GOP Needs to Shrug Off Donald Trump
Trump alienates minorities and women and distracts from worthy candidates.
According to the latest headline in the 31 billion online news articles relating to Donald Trump, Heidi Klum shrugged off his latest insult that she was “no longer a 10,” according to time.com. However, it will take a lot more than a shrug of the shoulders for the GOP or other presidential candidates to quelch Trump’s other radical, widely-publicized opinions.
While Trump stirs debate on issues that Republicans usually avoid like immigration, he alienates the voters that mean the most in the election and distracts from serious candidates that deserve attention.
At a time when the voters are more diverse than ever, Hispanic and female voters, the very people that Trump alienates, are essential for the GOP to win. Republicans need at least 48 percent of the Hispanic vote to win in 2016, about 20 percent more than supported Mitt Romney in 2012, according to RealClearPolitics.
But Trump is far from reaching out to these voters, calling immigrants from Mexico “rapists” and people that bring drugs and crime into the U.S. in his presidential candidacy speech in June, according to CNN.com.

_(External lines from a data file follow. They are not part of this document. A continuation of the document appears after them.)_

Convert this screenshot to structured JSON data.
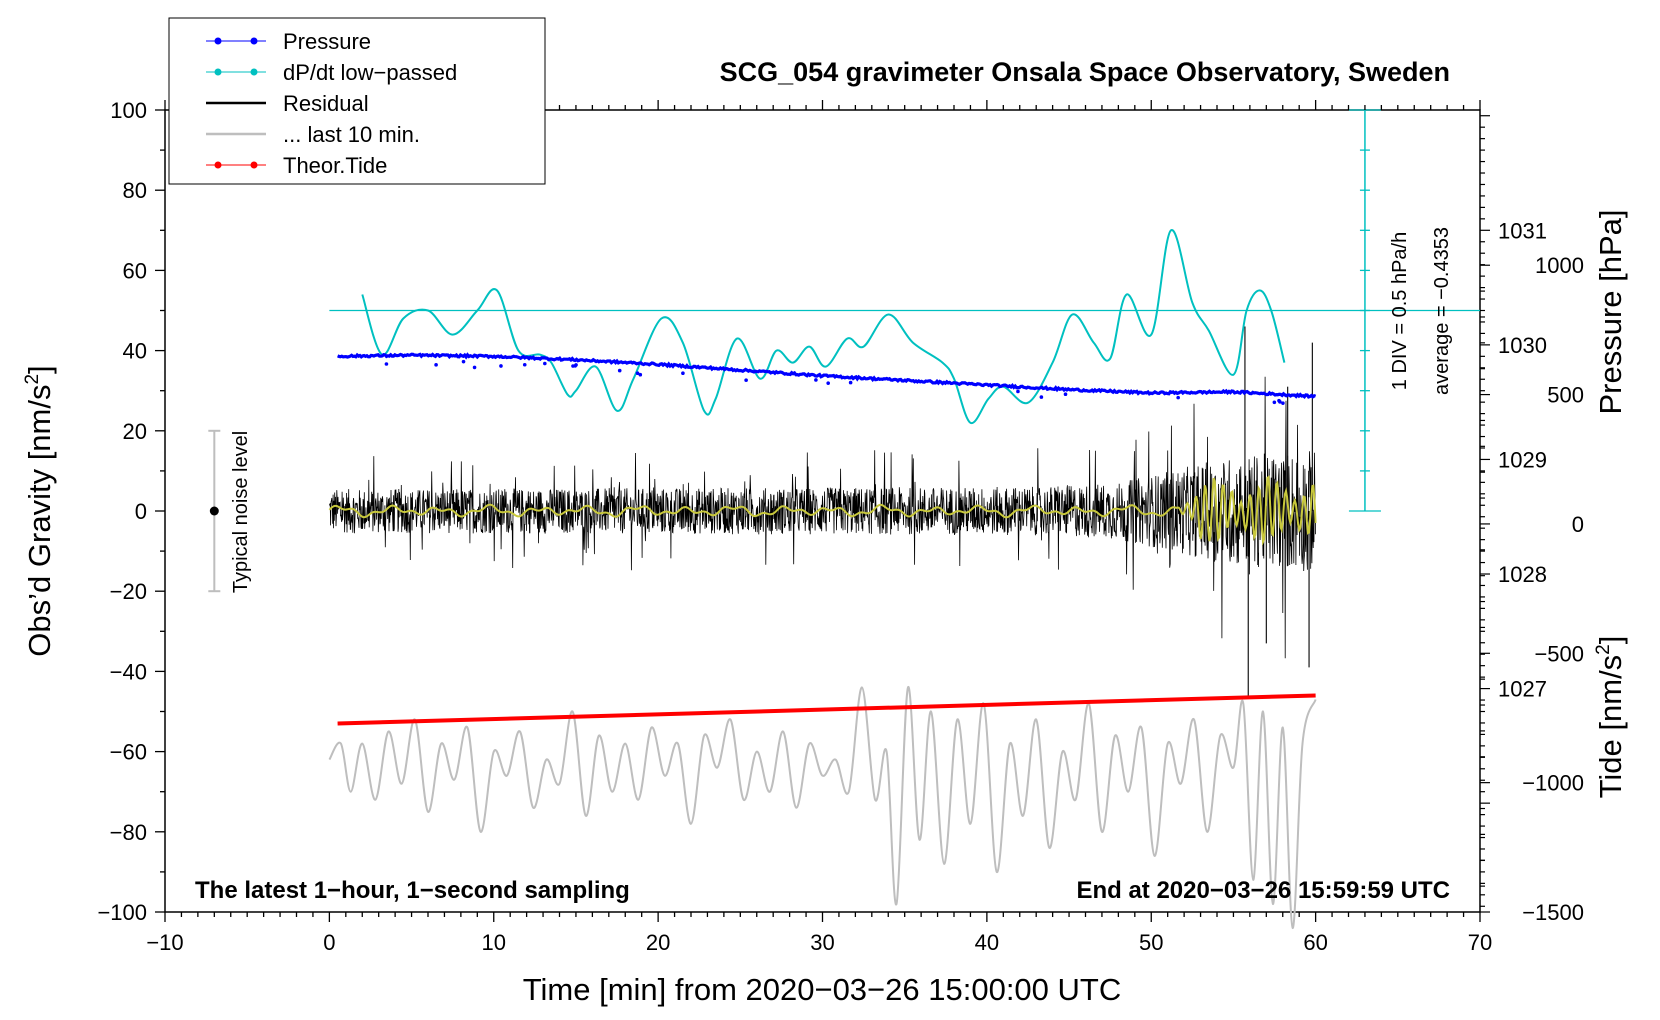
{
  "chart_data": {
    "type": "line",
    "title": "SCG_054 gravimeter Onsala Space Observatory, Sweden",
    "xlabel": "Time [min] from 2020−03−26 15:00:00 UTC",
    "ylabel_main": "Obs’d Gravity [nm/s",
    "ylabel_sup": "2",
    "ylabel_close": "]",
    "xlim": [
      -10,
      70
    ],
    "ylim": [
      -100,
      100
    ],
    "x_ticks": [
      {
        "v": -10,
        "label": "−10"
      },
      {
        "v": 0,
        "label": "0"
      },
      {
        "v": 10,
        "label": "10"
      },
      {
        "v": 20,
        "label": "20"
      },
      {
        "v": 30,
        "label": "30"
      },
      {
        "v": 40,
        "label": "40"
      },
      {
        "v": 50,
        "label": "50"
      },
      {
        "v": 60,
        "label": "60"
      },
      {
        "v": 70,
        "label": "70"
      }
    ],
    "y_ticks": [
      {
        "v": 100,
        "label": "100"
      },
      {
        "v": 80,
        "label": "80"
      },
      {
        "v": 60,
        "label": "60"
      },
      {
        "v": 40,
        "label": "40"
      },
      {
        "v": 20,
        "label": "20"
      },
      {
        "v": 0,
        "label": "0"
      },
      {
        "v": -20,
        "label": "−20"
      },
      {
        "v": -40,
        "label": "−40"
      },
      {
        "v": -60,
        "label": "−60"
      },
      {
        "v": -80,
        "label": "−80"
      },
      {
        "v": -100,
        "label": "−100"
      }
    ],
    "pressure_axis": {
      "label": "Pressure [hPa]",
      "range": [
        1025.05,
        1032.05
      ],
      "ticks": [
        {
          "v": 1031,
          "label": "1031"
        },
        {
          "v": 1030,
          "label": "1030"
        },
        {
          "v": 1029,
          "label": "1029"
        },
        {
          "v": 1028,
          "label": "1028"
        },
        {
          "v": 1027,
          "label": "1027"
        }
      ]
    },
    "tide_axis": {
      "label_main": "Tide [nm/s",
      "label_sup": "2",
      "label_close": "]",
      "range": [
        -1500,
        1600
      ],
      "ticks": [
        {
          "v": 1000,
          "label": "1000"
        },
        {
          "v": 500,
          "label": "500"
        },
        {
          "v": 0,
          "label": "0"
        },
        {
          "v": -500,
          "label": "−500"
        },
        {
          "v": -1000,
          "label": "−1000"
        },
        {
          "v": -1500,
          "label": "−1500"
        }
      ]
    },
    "legend": [
      {
        "label": "Pressure",
        "color": "#0000ff",
        "marker": true
      },
      {
        "label": "dP/dt low−passed",
        "color": "#00c0c0",
        "marker": true
      },
      {
        "label": "Residual",
        "color": "#000000",
        "marker": false
      },
      {
        "label": "... last 10 min.",
        "color": "#bebebe",
        "marker": false
      },
      {
        "label": "Theor.Tide",
        "color": "#ff0000",
        "marker": true
      }
    ],
    "series": [
      {
        "name": "Pressure",
        "axis": "pressure",
        "color": "#0000ff",
        "x": [
          0.5,
          5,
          10,
          15,
          20,
          25,
          30,
          35,
          40,
          45,
          50,
          55,
          60
        ],
        "values": [
          1029.9,
          1029.91,
          1029.9,
          1029.87,
          1029.83,
          1029.78,
          1029.73,
          1029.69,
          1029.65,
          1029.61,
          1029.58,
          1029.59,
          1029.55
        ]
      },
      {
        "name": "dP/dt low-passed",
        "axis": "left",
        "color": "#00c0c0",
        "x": [
          2,
          3.2,
          4.5,
          6,
          7.5,
          9,
          10.2,
          11.5,
          12.8,
          13.5,
          14.5,
          15,
          16.2,
          17.5,
          18.5,
          20.2,
          21.5,
          22.8,
          23.5,
          24.8,
          26.2,
          27.2,
          28.2,
          29.2,
          30.2,
          31.5,
          32.5,
          34,
          35.5,
          37.3,
          38,
          39,
          40.1,
          41,
          42.5,
          44,
          45.2,
          46.5,
          47.5,
          48.5,
          50,
          51.2,
          52.5,
          53.5,
          55,
          55.8,
          56.6,
          57.3,
          58.1
        ],
        "values": [
          54,
          39,
          48,
          50,
          44,
          50,
          55,
          40,
          39,
          37,
          29,
          30,
          36,
          25,
          33,
          48,
          42,
          25,
          28,
          43,
          33,
          40,
          37,
          41,
          36,
          43,
          41,
          49,
          42,
          37,
          33,
          22,
          28,
          31,
          27,
          37,
          49,
          42,
          38,
          54,
          44,
          70,
          52,
          45,
          34,
          50,
          55,
          50,
          37
        ]
      },
      {
        "name": "Residual",
        "axis": "left",
        "color": "#000000",
        "x_range": [
          0,
          60
        ],
        "amplitude_profile": [
          {
            "x": 0,
            "v": 10
          },
          {
            "x": 43,
            "v": 11
          },
          {
            "x": 48,
            "v": 13
          },
          {
            "x": 51,
            "v": 18
          },
          {
            "x": 55,
            "v": 25
          },
          {
            "x": 60,
            "v": 28
          }
        ],
        "spikes": [
          {
            "x": 55.7,
            "v": 46
          },
          {
            "x": 55.9,
            "v": -46
          },
          {
            "x": 59.8,
            "v": 42
          },
          {
            "x": 59.6,
            "v": -39
          },
          {
            "x": 58.3,
            "v": 31
          },
          {
            "x": 57.0,
            "v": -33
          }
        ]
      },
      {
        "name": "Residual smoothed",
        "axis": "left",
        "color": "#c8c83c",
        "x_range": [
          0,
          60
        ],
        "oscillation_start": 51.5,
        "oscillation_amplitude": 8
      },
      {
        "name": "... last 10 min.",
        "axis": "left",
        "color": "#bebebe",
        "x": [
          0,
          0.7,
          1.3,
          2.0,
          2.8,
          3.6,
          4.4,
          5.2,
          6.0,
          6.8,
          7.6,
          8.4,
          9.2,
          10.0,
          10.8,
          11.6,
          12.4,
          13.2,
          14.0,
          14.8,
          15.6,
          16.4,
          17.2,
          18.0,
          18.8,
          19.6,
          20.4,
          21.2,
          22.0,
          22.8,
          23.6,
          24.4,
          25.2,
          26.0,
          26.8,
          27.6,
          28.4,
          29.2,
          30.0,
          30.8,
          31.6,
          32.4,
          33.2,
          33.9,
          34.5,
          35.2,
          35.9,
          36.6,
          37.4,
          38.2,
          39.0,
          39.8,
          40.6,
          41.4,
          42.2,
          43.0,
          43.8,
          44.6,
          45.4,
          46.2,
          47.0,
          47.8,
          48.6,
          49.4,
          50.2,
          51.0,
          51.8,
          52.6,
          53.4,
          54.2,
          55.0,
          55.6,
          56.2,
          56.8,
          57.4,
          58.0,
          58.6,
          59.2,
          60.0
        ],
        "values": [
          -62,
          -58,
          -70,
          -58,
          -72,
          -55,
          -68,
          -52,
          -75,
          -58,
          -67,
          -54,
          -80,
          -60,
          -66,
          -55,
          -74,
          -62,
          -68,
          -50,
          -76,
          -56,
          -70,
          -58,
          -72,
          -54,
          -66,
          -58,
          -78,
          -56,
          -64,
          -52,
          -72,
          -60,
          -70,
          -55,
          -74,
          -58,
          -66,
          -62,
          -70,
          -44,
          -72,
          -60,
          -98,
          -44,
          -82,
          -50,
          -88,
          -52,
          -78,
          -48,
          -90,
          -58,
          -76,
          -52,
          -84,
          -60,
          -72,
          -48,
          -80,
          -56,
          -70,
          -54,
          -86,
          -58,
          -68,
          -52,
          -80,
          -56,
          -64,
          -48,
          -92,
          -50,
          -98,
          -54,
          -104,
          -58,
          -47
        ]
      },
      {
        "name": "Theor.Tide",
        "axis": "left",
        "color": "#ff0000",
        "x": [
          0.5,
          60
        ],
        "values": [
          -53,
          -46
        ]
      }
    ],
    "pressure_rate_ref": {
      "baseline": 50,
      "label_div": "1 DIV = 0.5 hPa/h",
      "label_avg": "average = −0.4353",
      "scale_top": 100,
      "scale_bottom": 0,
      "scale_x": 63
    },
    "noise_level": {
      "label": "Typical noise level",
      "x": -7,
      "center": 0,
      "low": -20,
      "high": 20
    },
    "annotations": {
      "left": "The latest 1−hour, 1−second sampling",
      "right": "End at 2020−03−26 15:59:59 UTC"
    }
  }
}
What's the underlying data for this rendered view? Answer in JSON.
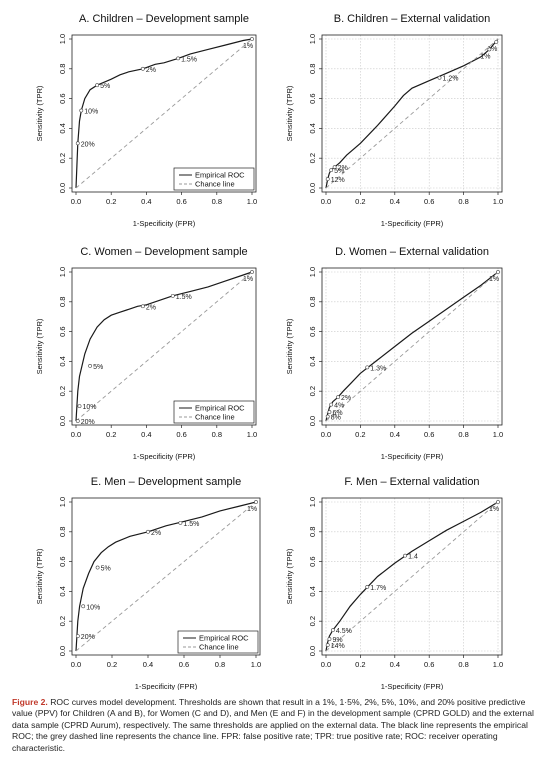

Also frightening for Republicans, Trump has repeatedly slammed and objectified prominent women, including Fox News anchor Megyn Kelly, the very woman that spoke up against his previous sexist comments. After Kelly questioned Trump’s practice of calling women “fat pigs, dogs, slobs and disgusting animals” during the Republican debate earlier this month, Trump evaded the question, called it unfair and later retweeted a tweet calling Kelly a “bimbo,” according to RealClearPolitics.
Only 4 years after Barack Obama won the 2012 election with the largest gender gap in history with a 12 percent lead among women according to Gallup.com and Mitt Romney lost with only 44 percent of the female electorate according to the Huffington Post, the Republican candidate must turn the tide and reel in female voters. Trump’s actions prove that he is not the candidate to do so now, nor will he ever be in his opposition to all political correctness.
Even though he will never appeal to the voters the GOP needs to target, Trump still manages to monopolize the press and hurt other Republican candidates in the process. Despite refusing to promise to support the GOP candidate, even if not himself, at the beginning of the debate, Trump got the most air-time of all the loyal, truly Republican candidates on stage, according to Fox News.
In a crowded sea of candidates, Trump’s radical and, at times, disloyal views receive more press than the similar views of the others. He separates himself by seeking out attention instead of earning press through his ideas.
As a result, voters are forced to sort through heaps of press and gossip on Trump to find the positions of the candidates that expand the GOP. As long as Trump is the frontrunner in the candidacy competition, the face of the future GOP is a racist, offensive press machine, the last thing the party needs.
Because of his threat to the other candidates, Trump cannot be merely “shrugged off.” If voters look at Trump in the context of the party’s future and voting population needed to win, however, he will slide off the radar with time.